I agree with you! Helicopter parenting is one thing...complete lack of common sense and disregard for our children's safety is quite another. I think this movement falls completely in the later category! Oh, and casseroles suck!

Lili said...

I think the woman is nuts and she will probably be very unhappy very soon. I do not have kids but was a teacher and am an aunt. When that little the kids did not leave my sight. End of story.

I,unfortunately, do not think things have changed at all. You said:"We knew who we could ask if we needed help, and who to cross to the opposite side of the street when spotted".

Those people that you crossed the street to get away from back then are still out but with more options.

I have my late Mom's unfortunate habits.

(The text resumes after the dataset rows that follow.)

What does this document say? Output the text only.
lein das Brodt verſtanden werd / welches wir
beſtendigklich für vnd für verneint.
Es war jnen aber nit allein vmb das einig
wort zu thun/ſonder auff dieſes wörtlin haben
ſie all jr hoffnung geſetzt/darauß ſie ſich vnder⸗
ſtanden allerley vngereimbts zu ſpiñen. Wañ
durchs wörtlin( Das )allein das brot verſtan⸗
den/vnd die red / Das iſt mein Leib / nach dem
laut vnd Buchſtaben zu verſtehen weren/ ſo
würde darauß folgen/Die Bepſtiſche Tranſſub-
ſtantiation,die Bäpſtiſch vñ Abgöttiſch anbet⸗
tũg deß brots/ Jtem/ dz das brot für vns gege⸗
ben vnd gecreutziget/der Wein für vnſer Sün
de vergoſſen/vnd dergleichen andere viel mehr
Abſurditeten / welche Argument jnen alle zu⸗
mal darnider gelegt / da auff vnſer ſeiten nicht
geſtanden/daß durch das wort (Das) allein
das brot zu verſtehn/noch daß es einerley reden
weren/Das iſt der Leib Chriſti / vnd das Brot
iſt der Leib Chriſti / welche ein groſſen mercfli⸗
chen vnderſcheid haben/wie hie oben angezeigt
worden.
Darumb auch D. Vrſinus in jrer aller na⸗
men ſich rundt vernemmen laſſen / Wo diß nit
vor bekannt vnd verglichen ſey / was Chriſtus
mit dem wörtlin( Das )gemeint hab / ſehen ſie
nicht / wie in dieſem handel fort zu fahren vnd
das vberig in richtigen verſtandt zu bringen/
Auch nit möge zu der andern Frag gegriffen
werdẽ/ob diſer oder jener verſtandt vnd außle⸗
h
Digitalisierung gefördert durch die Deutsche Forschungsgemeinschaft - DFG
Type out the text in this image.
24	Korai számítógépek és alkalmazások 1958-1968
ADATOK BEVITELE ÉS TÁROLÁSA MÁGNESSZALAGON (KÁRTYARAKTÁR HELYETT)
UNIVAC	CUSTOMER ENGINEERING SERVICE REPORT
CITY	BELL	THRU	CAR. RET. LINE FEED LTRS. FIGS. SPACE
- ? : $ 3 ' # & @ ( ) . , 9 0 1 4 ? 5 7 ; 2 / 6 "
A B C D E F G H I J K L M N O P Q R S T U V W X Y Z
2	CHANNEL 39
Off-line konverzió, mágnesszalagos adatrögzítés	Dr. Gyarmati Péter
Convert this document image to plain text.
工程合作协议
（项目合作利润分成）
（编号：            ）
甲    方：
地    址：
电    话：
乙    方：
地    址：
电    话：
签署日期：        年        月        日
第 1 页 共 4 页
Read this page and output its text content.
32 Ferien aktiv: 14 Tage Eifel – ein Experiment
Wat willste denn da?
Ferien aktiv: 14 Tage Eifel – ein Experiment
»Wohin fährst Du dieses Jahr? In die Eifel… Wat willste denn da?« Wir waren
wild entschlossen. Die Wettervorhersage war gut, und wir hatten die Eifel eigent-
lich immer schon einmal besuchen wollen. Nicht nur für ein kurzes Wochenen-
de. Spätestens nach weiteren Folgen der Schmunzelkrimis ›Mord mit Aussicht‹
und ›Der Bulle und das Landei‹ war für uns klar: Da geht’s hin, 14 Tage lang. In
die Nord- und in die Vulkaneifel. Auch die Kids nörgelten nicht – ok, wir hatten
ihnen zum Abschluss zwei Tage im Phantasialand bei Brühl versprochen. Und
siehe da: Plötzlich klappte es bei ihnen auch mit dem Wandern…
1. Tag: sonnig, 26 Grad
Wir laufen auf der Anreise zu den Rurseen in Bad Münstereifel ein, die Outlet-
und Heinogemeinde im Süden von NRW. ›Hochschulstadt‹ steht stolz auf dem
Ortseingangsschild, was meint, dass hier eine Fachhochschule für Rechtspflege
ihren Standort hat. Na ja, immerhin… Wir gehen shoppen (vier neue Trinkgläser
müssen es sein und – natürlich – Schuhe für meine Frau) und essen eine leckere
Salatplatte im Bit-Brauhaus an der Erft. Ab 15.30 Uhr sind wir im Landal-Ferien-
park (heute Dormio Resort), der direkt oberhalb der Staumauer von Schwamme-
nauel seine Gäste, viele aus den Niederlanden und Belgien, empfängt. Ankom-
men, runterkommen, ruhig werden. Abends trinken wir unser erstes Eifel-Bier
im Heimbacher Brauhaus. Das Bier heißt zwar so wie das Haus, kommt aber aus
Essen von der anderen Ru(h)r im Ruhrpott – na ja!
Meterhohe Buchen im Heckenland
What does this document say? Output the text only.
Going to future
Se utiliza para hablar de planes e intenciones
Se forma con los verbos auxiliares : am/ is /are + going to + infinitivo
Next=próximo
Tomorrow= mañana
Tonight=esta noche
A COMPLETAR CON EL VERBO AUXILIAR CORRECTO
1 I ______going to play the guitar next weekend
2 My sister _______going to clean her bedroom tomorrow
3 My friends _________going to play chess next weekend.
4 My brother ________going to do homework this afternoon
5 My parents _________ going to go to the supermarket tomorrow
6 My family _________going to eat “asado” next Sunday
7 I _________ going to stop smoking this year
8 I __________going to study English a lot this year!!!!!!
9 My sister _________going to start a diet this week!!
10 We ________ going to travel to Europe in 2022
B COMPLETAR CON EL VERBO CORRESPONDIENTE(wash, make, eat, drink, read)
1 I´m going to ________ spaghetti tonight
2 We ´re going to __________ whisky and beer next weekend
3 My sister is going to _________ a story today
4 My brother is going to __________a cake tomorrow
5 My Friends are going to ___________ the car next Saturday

I was a door knocker when my nieces and nephews were little (in the 80's and 90's.) I knew EVERYONE on that street and they knew me.

It was as much for their safety as my little ones because if something happened to my nieces or nephews at their hands my family would be visiting me in a prison cell.

I don't mind teaching self-reliance in the least-but at a point-and with the assurance that not only are they hearing me but they are understanding me. Also, that they capable of acting under duress.

You can teach a little one anything in the world about strangers but a big,scary looking guy or a nice,friendly looking woman can change their lives forever-not in a good way.